Northeastern Section - 42nd Annual Meeting (12–14 March 2007)

Paper No. 9
Presentation Time: 11:15 AM


WEST Jr, David P., Geology Dept, Middlebury College, Middlebury, VT 05753, BERRY, Henry N., Maine Geological Survey, 22 State House Station, Augusta, ME 04469 and GERBI, Christopher, School of Earth and Climate Sciences, University of Maine, Orono, ME 04469,

Osberg et al. (1989) called attention to an area of central New England in which “flat” or recumbent structural features are dominant, in contrast to surrounding parts of the orogen in which upright structures dominate (see their Plate 4, Map B). These authors suggested several testable hypotheses which might account for this difference in structural style between the two regions, including: (1) a decrease in intensity of upright folds in the flat region where they would still be present but not dominant; (2) a reorientation of upright folds into flat orientations by a younger deformation affecting only the flat region; or (3) a fundamentally different stress orientation at different crustal levels, simultaneously producing upright and flat structures in lower and higher temperature regimes, respectively. The critical data, lacking in 1989, is the age of the deformational fabrics in question. Here we report on new structural and geochronologic data from south-central Maine that bears on the question of timing.
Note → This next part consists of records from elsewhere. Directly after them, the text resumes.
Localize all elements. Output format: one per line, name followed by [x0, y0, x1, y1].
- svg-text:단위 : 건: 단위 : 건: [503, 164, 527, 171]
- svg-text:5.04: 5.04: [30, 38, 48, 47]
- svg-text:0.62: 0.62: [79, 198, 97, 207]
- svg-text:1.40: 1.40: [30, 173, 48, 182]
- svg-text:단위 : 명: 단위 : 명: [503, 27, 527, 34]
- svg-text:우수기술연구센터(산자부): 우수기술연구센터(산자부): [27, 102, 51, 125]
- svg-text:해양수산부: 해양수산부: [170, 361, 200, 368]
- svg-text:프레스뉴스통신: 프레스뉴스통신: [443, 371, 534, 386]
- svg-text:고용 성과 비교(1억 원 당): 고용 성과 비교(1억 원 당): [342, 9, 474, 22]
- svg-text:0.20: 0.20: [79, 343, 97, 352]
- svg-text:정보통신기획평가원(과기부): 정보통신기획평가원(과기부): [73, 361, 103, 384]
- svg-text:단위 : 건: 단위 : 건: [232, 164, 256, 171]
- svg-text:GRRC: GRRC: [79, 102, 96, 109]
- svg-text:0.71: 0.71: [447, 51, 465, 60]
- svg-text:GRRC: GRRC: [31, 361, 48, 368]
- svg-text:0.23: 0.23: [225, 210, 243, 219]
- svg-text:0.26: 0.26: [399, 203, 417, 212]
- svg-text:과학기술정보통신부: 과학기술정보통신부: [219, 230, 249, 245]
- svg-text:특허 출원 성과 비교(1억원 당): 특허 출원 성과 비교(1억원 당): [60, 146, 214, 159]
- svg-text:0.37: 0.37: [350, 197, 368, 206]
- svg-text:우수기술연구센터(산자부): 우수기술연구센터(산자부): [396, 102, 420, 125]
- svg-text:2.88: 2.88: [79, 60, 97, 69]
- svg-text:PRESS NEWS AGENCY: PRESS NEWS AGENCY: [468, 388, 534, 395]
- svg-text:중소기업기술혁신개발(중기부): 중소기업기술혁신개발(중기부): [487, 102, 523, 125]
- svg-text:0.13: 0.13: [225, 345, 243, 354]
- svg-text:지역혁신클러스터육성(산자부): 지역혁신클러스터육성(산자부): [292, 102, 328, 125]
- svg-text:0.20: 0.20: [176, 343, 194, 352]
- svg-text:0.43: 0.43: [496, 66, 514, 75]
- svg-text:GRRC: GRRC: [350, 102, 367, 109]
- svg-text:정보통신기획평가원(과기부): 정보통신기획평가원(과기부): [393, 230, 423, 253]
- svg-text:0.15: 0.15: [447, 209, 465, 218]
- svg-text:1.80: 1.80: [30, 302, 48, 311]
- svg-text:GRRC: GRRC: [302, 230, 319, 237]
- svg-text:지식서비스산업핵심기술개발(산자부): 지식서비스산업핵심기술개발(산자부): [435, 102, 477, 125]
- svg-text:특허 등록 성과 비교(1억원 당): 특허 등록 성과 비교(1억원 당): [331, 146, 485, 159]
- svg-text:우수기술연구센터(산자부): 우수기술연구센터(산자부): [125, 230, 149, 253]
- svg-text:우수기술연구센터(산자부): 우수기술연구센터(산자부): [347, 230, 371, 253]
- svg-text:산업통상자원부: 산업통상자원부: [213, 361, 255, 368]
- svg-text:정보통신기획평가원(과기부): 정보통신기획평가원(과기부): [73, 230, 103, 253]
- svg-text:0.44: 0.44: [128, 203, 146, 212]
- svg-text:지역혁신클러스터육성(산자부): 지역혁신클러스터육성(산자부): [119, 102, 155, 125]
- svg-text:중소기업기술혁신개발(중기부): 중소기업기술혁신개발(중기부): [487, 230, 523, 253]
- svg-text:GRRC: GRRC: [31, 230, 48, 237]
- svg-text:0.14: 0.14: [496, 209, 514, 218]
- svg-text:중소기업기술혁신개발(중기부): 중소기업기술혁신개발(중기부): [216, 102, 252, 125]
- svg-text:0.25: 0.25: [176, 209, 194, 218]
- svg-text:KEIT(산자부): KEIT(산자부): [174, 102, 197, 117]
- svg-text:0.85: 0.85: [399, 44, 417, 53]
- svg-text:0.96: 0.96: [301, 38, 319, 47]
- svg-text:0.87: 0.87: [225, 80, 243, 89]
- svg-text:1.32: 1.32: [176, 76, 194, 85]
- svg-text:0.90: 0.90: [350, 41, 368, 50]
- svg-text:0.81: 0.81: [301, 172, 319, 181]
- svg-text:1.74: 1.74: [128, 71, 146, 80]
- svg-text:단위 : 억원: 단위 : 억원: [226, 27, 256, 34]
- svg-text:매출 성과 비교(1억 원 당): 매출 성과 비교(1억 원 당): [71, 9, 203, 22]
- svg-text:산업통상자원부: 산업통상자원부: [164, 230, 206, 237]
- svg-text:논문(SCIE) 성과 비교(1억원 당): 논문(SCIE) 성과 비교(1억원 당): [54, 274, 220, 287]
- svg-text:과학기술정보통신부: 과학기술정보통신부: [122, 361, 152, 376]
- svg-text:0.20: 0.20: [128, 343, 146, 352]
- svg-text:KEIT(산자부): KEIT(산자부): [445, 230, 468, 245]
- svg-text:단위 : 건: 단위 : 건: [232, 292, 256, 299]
Detailed mapping along the southeastern margin of the central Maine sequence in the Bowdoinham 7.5' quadrangle (in the zone of “flat structures”) has revealed the presence of a previously unrecognized, strongly deformed and recrystallized plutonic complex – the Hornbeam Hill gneiss. The plutonic gneiss, along with the surrounding country rocks, contains a north-northwest-trending relatively shallow dipping regional foliation that is consistent with fabrics in the zone of flat structures. A U-Pb (SHRIMP) zircon crystallization age of 393 ± 4 Ma dates the intrusion of the Hornbeam Hill gneiss, and since this plutonic gneiss contains the regional fabric, the “flat foliation” must have formed after the ca. 393 Ma intrusion of the pluton.

Along strike to the northeast, in the Waterville area within the zone of upright structures, Tucker et al. (2001) have established that upright folding in the Central Maine sequence must be older than 399 ± 1 Ma dikes that cut them. Thus, in the area of our study, the upright structures are distinctly older than the flat structures. This suggests the two distinctly different structural styles do not represent the partitioning of strain (either vertically or horizontally) during the same deformational episode, but rather they represent two temporally and kinematically distinct deformational events.